I became involved with LiveJournal some time in 2001, when LJ was little over two years old. I had been prowling the web when I came upon the journal of a young woman who had a question or questions about Java, and I answered anonymously. There was some further interaction on this score, which got me looking at LiveJournal and at its possibilities. One of the possibilities was the creätion of a community, which in my case I thought that I might use as a testing grounds for a website that I wanted (and want) to someday launch. So I registered an account in the evening of 12 June 2001.

(The woman mentioned above left LiveJournal many years ago.)

I hadn't at that time really planned to actively 'blog or to use LJ as much of a social network. But I increasingly did each. I met various people who were interesting or charming or both.

I've had some long-standing problems with LiveJournal. The greatest of these was the difference between the real rules and the statements of the alleged rules. The same act that might cause one account to be suspended for a first offense could result nothing more than a warning for another account, and sometimes the first indication of a rule change — in advance of any other notice — would be that an account were suspended.

But things have grown far worse in the last year, as Six Apart (the company that bought Danga Interactive, and thus LiveJournal, at the start of 2005) deleted about 500 journals in a panicked reäction to complaints by social activists (most of which deletions Six Apart subsequently reversed), then surreptitiously introduced interest-search censorship (about which they've subsequently stone-walled), demanded that users adopt an all-or-nothing flagging of their own entries for mature content, and effected a programme under which individual entries will be screened if others lodge complaints that they find these entries offensive.

These actions probably had their origins in a desire by Six Apart to make LiveJournal seem more wholesome so that it could more readily be sold. In any event, in early December, Six Apart revealed that it had sold LiveJournal to СУП, a company based in Russia (and with unfortunate ties to the Kremlin).

It was-and-is within the power of СУП to end these various censorships almost immediately. Instead, they declared a 100-day development plan, which new staff and the original LiveJournal team will implement, and under which, so far, all of the censorship has essentially continued. Various members of LiveJournal have persuaded themselves that, at the end of the 100 days, the LiveJournal administration will present a draft plan, developed in private session, and then have the equivalent of public hearings on the plan. That's not how these things work. At the end of the 100 days, the plan will be set-in-stone. It is not clear whether it will be openly declared as essentially fixed, or attempts will be made to further gull members. (Andrew Paulson, the president of СУП, has already been speaking in terms of the end of 2008, rather than of early March.)
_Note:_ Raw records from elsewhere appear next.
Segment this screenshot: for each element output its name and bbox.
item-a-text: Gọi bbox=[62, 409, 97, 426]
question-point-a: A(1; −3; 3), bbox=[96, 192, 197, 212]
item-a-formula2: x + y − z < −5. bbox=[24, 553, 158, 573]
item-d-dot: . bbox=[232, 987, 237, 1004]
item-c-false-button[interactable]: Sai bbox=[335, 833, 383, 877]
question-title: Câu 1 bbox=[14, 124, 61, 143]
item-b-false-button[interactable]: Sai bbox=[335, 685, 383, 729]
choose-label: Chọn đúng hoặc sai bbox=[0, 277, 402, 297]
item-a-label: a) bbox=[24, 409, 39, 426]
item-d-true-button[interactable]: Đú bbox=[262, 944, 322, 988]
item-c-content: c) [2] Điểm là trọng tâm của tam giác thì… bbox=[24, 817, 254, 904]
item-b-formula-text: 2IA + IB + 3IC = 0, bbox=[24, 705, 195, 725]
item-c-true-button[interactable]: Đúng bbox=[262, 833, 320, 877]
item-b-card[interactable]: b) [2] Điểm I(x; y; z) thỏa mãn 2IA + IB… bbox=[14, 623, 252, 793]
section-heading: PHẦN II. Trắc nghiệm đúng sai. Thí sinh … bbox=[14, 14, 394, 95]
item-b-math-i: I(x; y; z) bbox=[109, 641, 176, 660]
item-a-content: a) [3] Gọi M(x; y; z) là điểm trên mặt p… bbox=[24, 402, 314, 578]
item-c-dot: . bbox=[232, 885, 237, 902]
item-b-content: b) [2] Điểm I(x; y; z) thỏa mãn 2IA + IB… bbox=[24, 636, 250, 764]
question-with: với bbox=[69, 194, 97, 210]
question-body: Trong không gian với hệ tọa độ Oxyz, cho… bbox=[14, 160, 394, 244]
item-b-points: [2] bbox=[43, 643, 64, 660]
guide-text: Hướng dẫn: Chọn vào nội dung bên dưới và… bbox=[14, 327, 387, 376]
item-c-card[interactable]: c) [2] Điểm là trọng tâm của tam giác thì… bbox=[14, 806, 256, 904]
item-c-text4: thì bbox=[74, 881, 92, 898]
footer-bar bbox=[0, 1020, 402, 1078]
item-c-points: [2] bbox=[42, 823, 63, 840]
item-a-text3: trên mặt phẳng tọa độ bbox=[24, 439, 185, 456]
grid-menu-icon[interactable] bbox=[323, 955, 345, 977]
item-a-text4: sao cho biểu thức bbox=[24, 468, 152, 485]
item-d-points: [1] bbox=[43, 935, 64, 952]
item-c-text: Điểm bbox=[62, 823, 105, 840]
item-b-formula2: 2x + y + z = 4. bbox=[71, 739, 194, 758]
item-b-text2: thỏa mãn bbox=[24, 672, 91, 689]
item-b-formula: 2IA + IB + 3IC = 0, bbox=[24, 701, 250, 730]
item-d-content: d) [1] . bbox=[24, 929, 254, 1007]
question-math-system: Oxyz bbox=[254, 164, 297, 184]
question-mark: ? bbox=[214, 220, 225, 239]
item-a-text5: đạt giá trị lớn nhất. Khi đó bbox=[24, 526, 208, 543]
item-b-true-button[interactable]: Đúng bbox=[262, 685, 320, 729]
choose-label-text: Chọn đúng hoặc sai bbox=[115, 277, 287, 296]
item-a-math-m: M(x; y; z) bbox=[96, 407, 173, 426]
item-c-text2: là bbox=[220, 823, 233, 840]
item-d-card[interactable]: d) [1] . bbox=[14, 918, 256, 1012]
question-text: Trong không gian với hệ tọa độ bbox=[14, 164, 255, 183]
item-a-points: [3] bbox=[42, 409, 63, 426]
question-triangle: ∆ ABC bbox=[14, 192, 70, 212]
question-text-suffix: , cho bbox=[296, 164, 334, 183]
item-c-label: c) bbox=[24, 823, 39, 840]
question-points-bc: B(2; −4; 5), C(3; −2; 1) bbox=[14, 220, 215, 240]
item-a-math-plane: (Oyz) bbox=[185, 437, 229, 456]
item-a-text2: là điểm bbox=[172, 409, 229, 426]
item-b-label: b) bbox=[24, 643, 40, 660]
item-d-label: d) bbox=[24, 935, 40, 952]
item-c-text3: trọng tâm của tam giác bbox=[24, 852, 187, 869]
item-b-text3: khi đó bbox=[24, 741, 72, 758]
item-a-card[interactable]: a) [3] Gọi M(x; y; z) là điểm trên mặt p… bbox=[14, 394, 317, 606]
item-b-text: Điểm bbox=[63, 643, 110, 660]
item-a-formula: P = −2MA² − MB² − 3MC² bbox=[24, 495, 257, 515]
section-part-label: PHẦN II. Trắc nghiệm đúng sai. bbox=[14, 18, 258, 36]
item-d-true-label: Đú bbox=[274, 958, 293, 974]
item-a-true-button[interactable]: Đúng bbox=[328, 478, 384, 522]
The time to make it clear to the administration that censorship had to be rolled back is-or-was before the 100 days had passed. And the way to make that a had rather than a should was by making it clear that LiveJournal would be a social networking site with far less of a society, and an advertising site with far less content, because many present members would leave before they could be used to lure other members who would be comfortable with the new order. Unfortunately, there was and is no real organized resistance amongst the membership, and disorganized resistance is unlikely to act in an effective manner.

I hate walking away from LJ. There are people there who are truly dear to me, people there whom I truly admire, who gave me access to their Friends-only entries, and when my LiveJournal account is purged (now that I have deleted it), I am simply going to lose that access. And I can no longer comment to those entries (nor with my old alias to any entry). But it was time for me to leave.